U.S. officials have told Reuters the information gleaned from a U.S. commando raid in January in Yemen that targeted al-Qaeda in the Arabian Peninsula (AQAP) included bomb-making techniques.

AQAP, based in Yemen, has plotted to take down U.S. airliners and claimed responsibility for the 2015 attack on the office of Charlie Hebdo magazine in Paris.

The group claimed responsibility for a Dec. 25, 2009, failed attempt by a Nigerian Islamist to down an airliner over Detroit. The device, hidden in the underwear of the man, Umar Farouk Abdulmutallab, failed to detonate.

The U.S. ban affects flights from international airports in Jordan, Kuwait, Egypt, Turkey, Saudi Arabia, Morocco, Qatar and United Arab Emirates. About 50 flights a day will be impacted, all on foreign carriers.

Britain's ban applies to domestic and foreign flights coming from Turkey, Jordan, Lebanon, Egypt, Tunisia and Saudi Arabia.

Of the nine airlines affected by the U.S. ban, eight offer direct routes to Canada, through either Toronto's Pearson International Airport or Montreal's Pierre Elliott Trudeau International Airport.

If Canada were to follow a similar ban, among the routes affected could be Turkish Airlines flights from Istanbul to Montreal, Royal Jordanian Airlines flights between Amman and Montreal and Qatar Airways flights between Doha and Montreal.

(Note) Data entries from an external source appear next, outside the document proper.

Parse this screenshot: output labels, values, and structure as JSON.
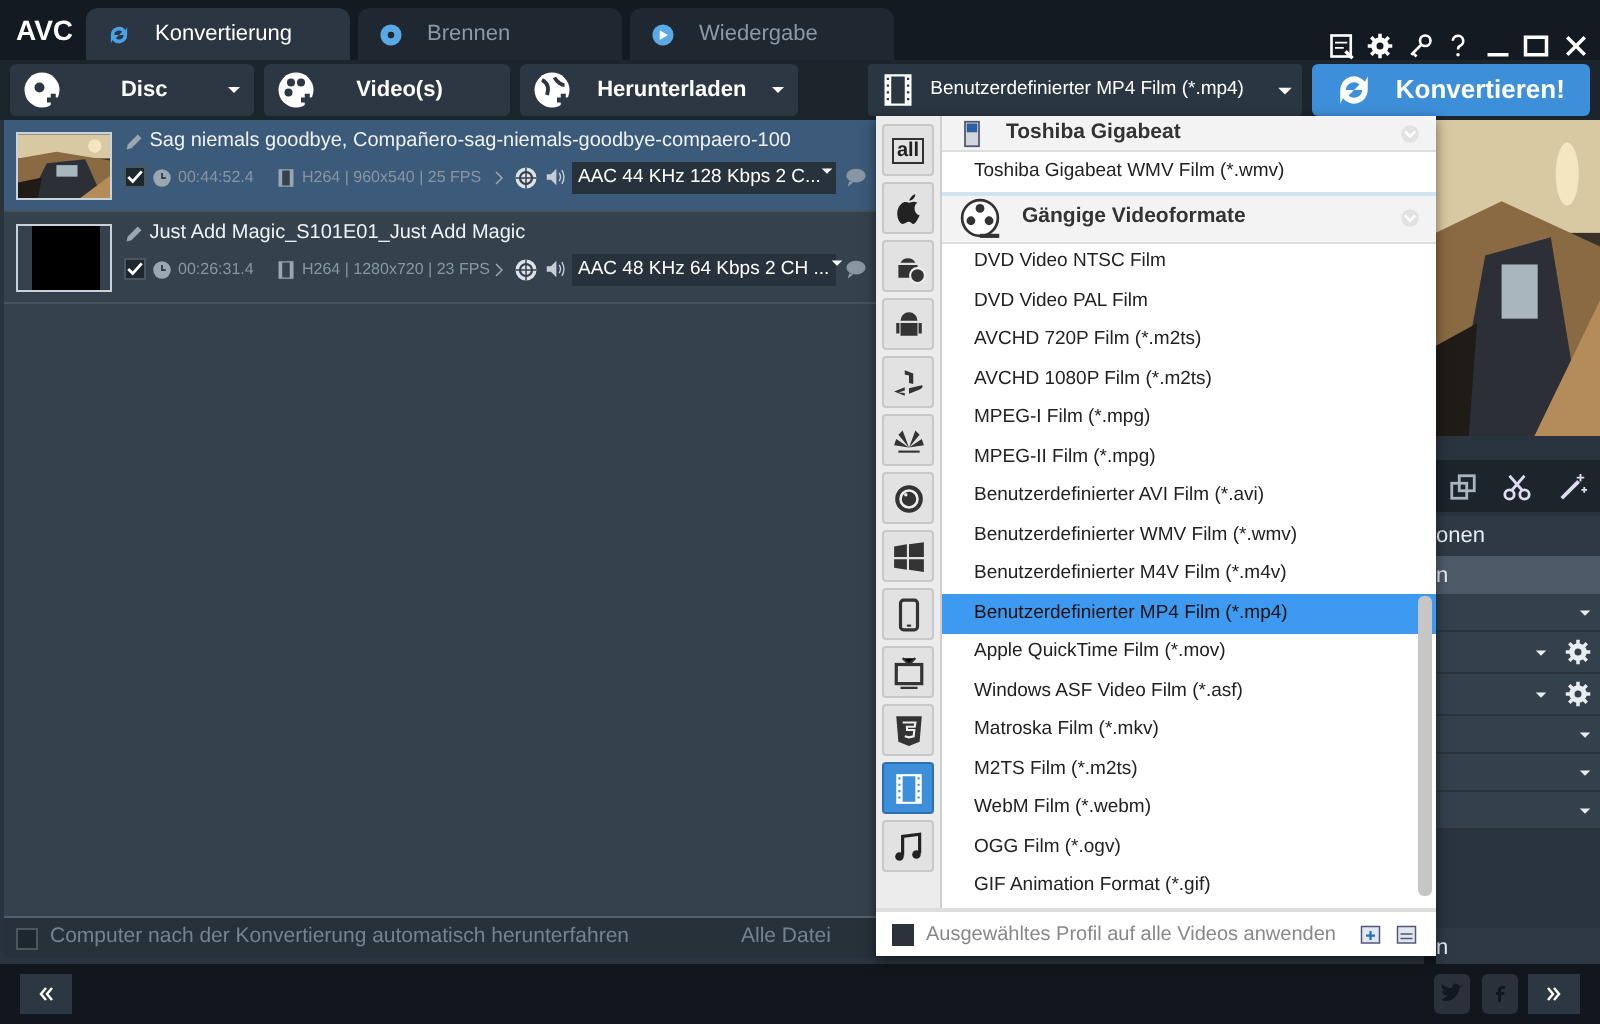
{
  "app": {
    "logo": "AVC"
  },
  "tabs": [
    {
      "label": "Konvertierung",
      "kind": "convert",
      "selected": true
    },
    {
      "label": "Brennen",
      "kind": "burn",
      "selected": false
    },
    {
      "label": "Wiedergabe",
      "kind": "play",
      "selected": false
    }
  ],
  "toolbar": {
    "buttons": [
      {
        "label": "Disc",
        "kind": "disc",
        "dropdown": true
      },
      {
        "label": "Video(s)",
        "kind": "video",
        "dropdown": false
      },
      {
        "label": "Herunterladen",
        "kind": "download",
        "dropdown": true
      }
    ],
    "profile": "Benutzerdefinierter MP4 Film (*.mp4)",
    "convert": "Konvertieren!"
  },
  "files": [
    {
      "title": "Sag niemals goodbye, Compañero-sag-niemals-goodbye-compaero-100",
      "selected": true,
      "checked": true,
      "duration": "00:44:52.4",
      "video_info": "H264 | 960x540 | 25 FPS",
      "audio": "AAC 44 KHz 128 Kbps 2 C..."
    },
    {
      "title": "Just Add Magic_S101E01_Just Add Magic",
      "selected": false,
      "checked": true,
      "duration": "00:26:31.4",
      "video_info": "H264 | 1280x720 | 23 FPS",
      "audio": "AAC 48 KHz 64 Kbps 2 CH ..."
    }
  ],
  "footer": {
    "shutdown": {
      "label": "Computer nach der Konvertierung automatisch herunterfahren",
      "checked": false
    },
    "files_label": "Alle Datei"
  },
  "profile_menu": {
    "categories": [
      {
        "kind": "all",
        "label": "all",
        "selected": false
      },
      {
        "kind": "apple",
        "selected": false
      },
      {
        "kind": "android-s",
        "selected": false
      },
      {
        "kind": "android",
        "selected": false
      },
      {
        "kind": "playstation",
        "selected": false
      },
      {
        "kind": "huawei",
        "selected": false
      },
      {
        "kind": "lg",
        "selected": false
      },
      {
        "kind": "windows",
        "selected": false
      },
      {
        "kind": "phone",
        "selected": false
      },
      {
        "kind": "tv",
        "selected": false
      },
      {
        "kind": "html5",
        "selected": false
      },
      {
        "kind": "film",
        "selected": true
      },
      {
        "kind": "music",
        "selected": false
      }
    ],
    "entries": [
      {
        "kind": "group",
        "label": "Toshiba Gigabeat"
      },
      {
        "kind": "item",
        "label": "Toshiba Gigabeat WMV Film (*.wmv)",
        "selected": false
      },
      {
        "kind": "group",
        "label": "Gängige Videoformate"
      },
      {
        "kind": "item",
        "label": "DVD Video NTSC Film",
        "selected": false
      },
      {
        "kind": "item",
        "label": "DVD Video PAL Film",
        "selected": false
      },
      {
        "kind": "item",
        "label": "AVCHD 720P Film (*.m2ts)",
        "selected": false
      },
      {
        "kind": "item",
        "label": "AVCHD 1080P Film (*.m2ts)",
        "selected": false
      },
      {
        "kind": "item",
        "label": "MPEG-I Film (*.mpg)",
        "selected": false
      },
      {
        "kind": "item",
        "label": "MPEG-II Film (*.mpg)",
        "selected": false
      },
      {
        "kind": "item",
        "label": "Benutzerdefinierter AVI Film (*.avi)",
        "selected": false
      },
      {
        "kind": "item",
        "label": "Benutzerdefinierter WMV Film (*.wmv)",
        "selected": false
      },
      {
        "kind": "item",
        "label": "Benutzerdefinierter M4V Film (*.m4v)",
        "selected": false
      },
      {
        "kind": "item",
        "label": "Benutzerdefinierter MP4 Film (*.mp4)",
        "selected": true
      },
      {
        "kind": "item",
        "label": "Apple QuickTime Film (*.mov)",
        "selected": false
      },
      {
        "kind": "item",
        "label": "Windows ASF Video Film (*.asf)",
        "selected": false
      },
      {
        "kind": "item",
        "label": "Matroska Film (*.mkv)",
        "selected": false
      },
      {
        "kind": "item",
        "label": "M2TS Film (*.m2ts)",
        "selected": false
      },
      {
        "kind": "item",
        "label": "WebM Film (*.webm)",
        "selected": false
      },
      {
        "kind": "item",
        "label": "OGG Film (*.ogv)",
        "selected": false
      },
      {
        "kind": "item",
        "label": "GIF Animation Format (*.gif)",
        "selected": false
      }
    ],
    "apply_all": {
      "label": "Ausgewähltes Profil auf alle Videos anwenden",
      "checked": false
    }
  },
  "side_panel": {
    "heading": "onen",
    "active_row": "n",
    "fields": [
      {
        "gear": false
      },
      {
        "gear": true
      },
      {
        "gear": true
      },
      {
        "gear": false
      },
      {
        "gear": false
      },
      {
        "gear": false
      }
    ],
    "bottom_label": "n"
  }
}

Angela Gittens, director-general of airport association ACI World, likened the move to the years-long restrictions of liquids on planes, which she said also came suddenly, in response to a perceived threat, and caused some disruption.

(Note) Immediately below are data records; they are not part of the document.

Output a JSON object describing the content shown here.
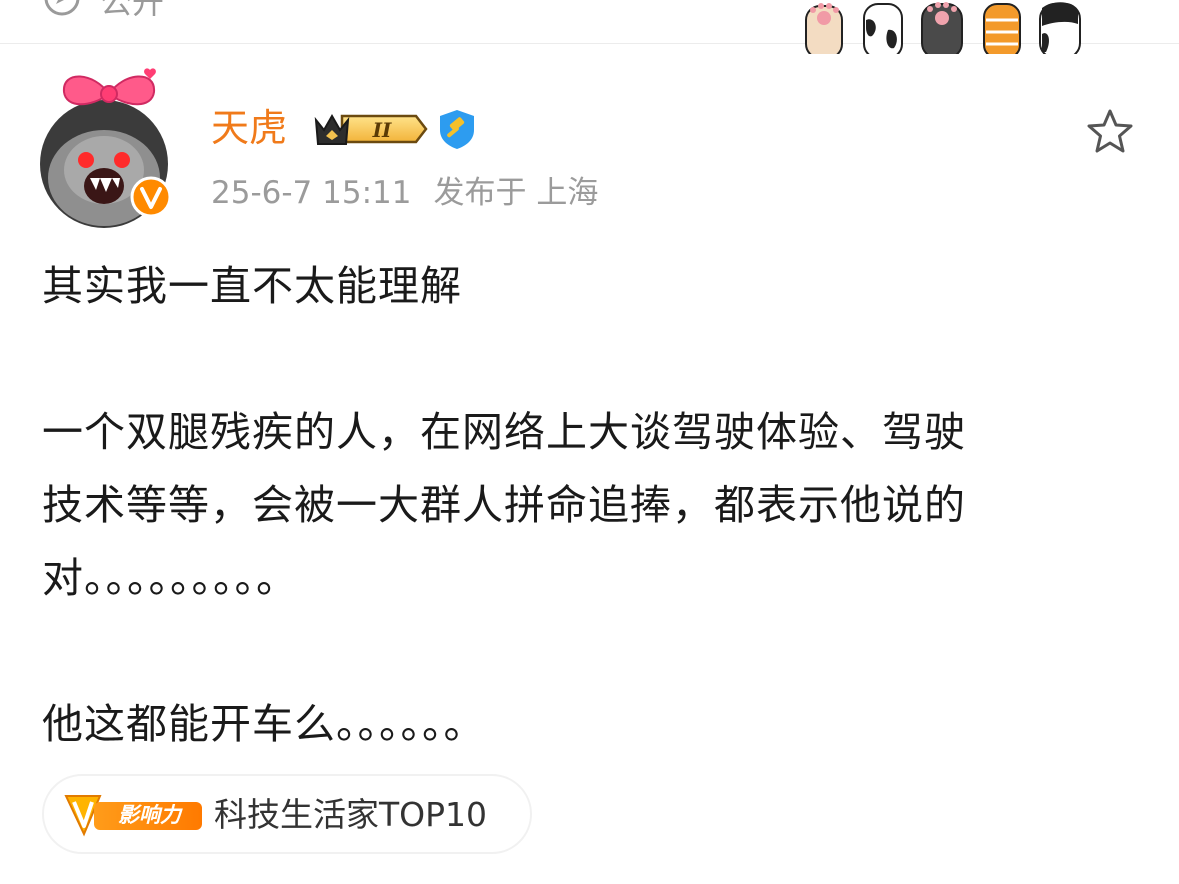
{
  "header": {
    "visibility_label": "公开"
  },
  "post": {
    "author": {
      "name": "天虎"
    },
    "meta": {
      "timestamp": "25-6-7 15:11",
      "location": "发布于 上海"
    },
    "paragraphs": [
      "其实我一直不太能理解",
      "一个双腿残疾的人，在网络上大谈驾驶体验、驾驶",
      "技术等等，会被一大群人拼命追捧，都表示他说的",
      "对。。。。。。。。。",
      "他这都能开车么。。。。。。"
    ],
    "badge_chip": {
      "icon_text": "影响力",
      "label": "科技生活家TOP10"
    }
  },
  "colors": {
    "username": "#f07a1a",
    "meta_gray": "#9b9b9b",
    "body_text": "#1a1a1a",
    "vip_orange": "#ff8a00",
    "verify_blue": "#2d9cf0"
  },
  "icons": {
    "visibility": "globe-icon",
    "crown_badge": "crown-level-badge-icon",
    "verify": "gavel-verified-icon",
    "favorite": "star-outline-icon",
    "vip": "vip-v-icon",
    "paws": "cat-paws-decoration"
  }
}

Airlines will adjust to the electronics policy, she said. "The first few days of something like this are quite problematic, but just as with the liquids ban, it will start to sort itself out."

U.S. officials said the decision had nothing to do with President Donald Trump's efforts to impose a travel ban on six majority-Muslim nations. Homeland Security spokeswoman Gillian Christensen said the government "did not target specific nations. We relied upon evaluated intelligence to determine which airports were affected."

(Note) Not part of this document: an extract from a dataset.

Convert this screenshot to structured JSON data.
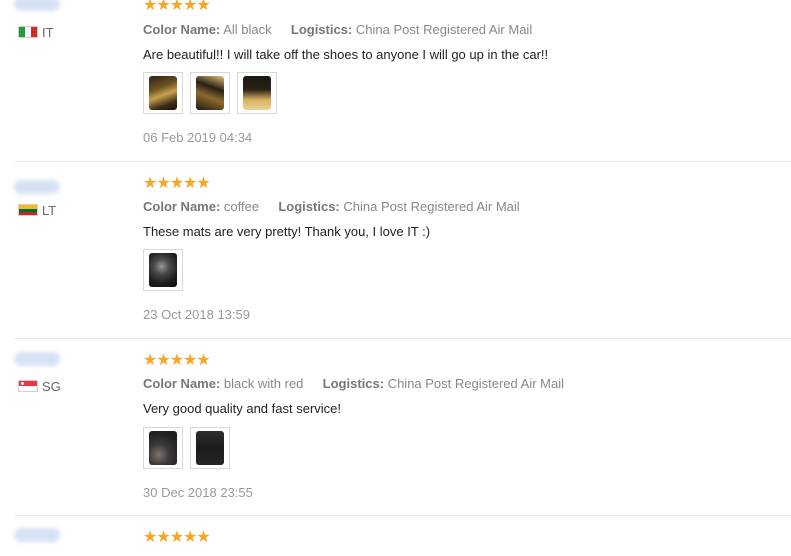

On March 6, President Trump signed a revised executive order barring citizens from Iran, Libya, Syria, Somalia, Sudan and Yemen from travelling to the United States for 90 days. Two federal judges have halted parts of the ban, saying it discriminates against Muslims. Mr. Trump has vowed to appeal up to the Supreme Court if necessary.

The rules do apply to U.S. citizens travelling on those flights, but not to crew members on those foreign carriers. Homeland Security will allow passengers to use larger approved medical devices.

While Canada assesses the information that led to the U.S. and UK actions, the International Air Transport Association called for the ban to be a temporary measure.

"The current measures are not an acceptable long-term solution to whatever threat they are trying to mitigate," Alexandre de Juniac, director general and chief executive officer of the association said in a speech in Montreal. "Even in the short term it is difficult to understand their effectiveness. And the commercial distortions they create are severe. We call on governments to work with the industry to find a way to keep flying secure without separating passengers from their personal electronics."

Airlines are raising legitimate criticisms of the ban, Mr. de Juniac said.

The two countries have placed the ban on flights from different airports and laptops are regarded as secure in some airplane cabins but not others, he noted.

"We must find a better way. And governments must act quickly," he said.